In attesa di nuovi decreti ad hoc per creare nuovi forme di pagamento sostitutive, resta praticabile soprattutto la strada del contratto a chiamata. Attraverso questa forma di rapporto di lavoro si possono retribuire prestazioni saltuarie, con limiti molto rigidi. E, in ogni caso, il conto da pagare sotto forma di contributi e imposte è più salato sia per i datori di lavoro che per il lavoratore.

Al momento, il primo limite che si scontra con questo contratto è quello anagrafico: esso non può essere applicato ai lavoratori di età compresa fra i 25 e i 55 anni, poiché il legislatore ha inteso evitarne l’utilizzo nella fase di piena attività lavorativa. Questo strumento, inoltre, configura un rapporto di lavoro subordinato anche se il lavoratore ha la facoltà di decidere se accettare o meno la “chiamata”.

Tale contratto prevede diritti come le ferie, la malattia e i contributi previdenziali, con conseguenti costi. Mentre il datore di lavoro è tenuto a versare i contributi pieni, il “job on call” contribuisce alla formazione del reddito da lavoro subordinato per il lavoratore, a differenza dei voucher. Secondo quanto scrive il Corriere, per corrispondere l’equivalente di 10 euro tramite voucher, l’azienda deve sborsare fino a 25 euro con un contratto a chiamata.

Un’altra differenza rispetto a una semplice retribuzione tramite voucher è che con il contratto a chiamata anche quando il lavoratore non offre nessuna prestazione, riceve comunque un’indennità di disponibilità per tutto il periodo durante il quale potrebbe essere richiesto. Esiste poi, un altro limite fondamentale, quello delle giornate lavorative massime: 400 nell’arco di tre anni.
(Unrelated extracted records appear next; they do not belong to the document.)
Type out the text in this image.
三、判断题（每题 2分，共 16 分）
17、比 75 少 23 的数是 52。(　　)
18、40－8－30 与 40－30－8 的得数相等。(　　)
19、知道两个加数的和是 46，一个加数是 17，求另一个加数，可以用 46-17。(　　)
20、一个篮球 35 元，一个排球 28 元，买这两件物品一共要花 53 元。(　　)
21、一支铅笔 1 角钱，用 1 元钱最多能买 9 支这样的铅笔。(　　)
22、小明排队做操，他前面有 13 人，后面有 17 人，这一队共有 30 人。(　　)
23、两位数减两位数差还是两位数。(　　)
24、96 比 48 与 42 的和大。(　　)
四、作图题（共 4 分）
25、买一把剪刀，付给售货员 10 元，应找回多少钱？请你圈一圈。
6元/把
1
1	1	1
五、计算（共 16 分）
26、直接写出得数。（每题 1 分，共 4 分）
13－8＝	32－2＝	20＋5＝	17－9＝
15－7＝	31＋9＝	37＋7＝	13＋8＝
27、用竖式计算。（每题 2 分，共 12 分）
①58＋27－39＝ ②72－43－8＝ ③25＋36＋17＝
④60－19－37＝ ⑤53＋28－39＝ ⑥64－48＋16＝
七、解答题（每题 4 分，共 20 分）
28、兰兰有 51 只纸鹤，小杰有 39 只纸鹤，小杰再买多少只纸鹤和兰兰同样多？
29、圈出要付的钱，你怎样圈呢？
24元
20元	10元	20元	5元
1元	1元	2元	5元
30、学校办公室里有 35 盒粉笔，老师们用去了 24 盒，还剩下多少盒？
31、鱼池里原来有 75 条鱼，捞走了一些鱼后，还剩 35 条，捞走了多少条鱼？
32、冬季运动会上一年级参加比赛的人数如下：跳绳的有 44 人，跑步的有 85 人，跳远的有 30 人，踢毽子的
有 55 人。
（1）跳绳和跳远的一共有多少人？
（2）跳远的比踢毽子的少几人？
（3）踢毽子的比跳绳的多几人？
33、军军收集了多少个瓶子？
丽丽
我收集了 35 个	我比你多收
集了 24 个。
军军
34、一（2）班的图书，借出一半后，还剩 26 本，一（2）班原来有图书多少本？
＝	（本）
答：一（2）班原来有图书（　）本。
Oltre tale limite il contratto dev’essere convertito in un rapporto a tempo indeterminato.

Il governo è già all’opera per smussare gli angoli di questa tipologia contrattuale in modo che possa assorbire maggiormente l’area un tempo “coperta” dai voucher. Innanzitutto il futuro decreto sui Job on call punta a rimuovere i vincoli d’età; ma saranno introdotte anche semplificazioni per la stipula del contratto per le aziende sotto i 10 dipendenti.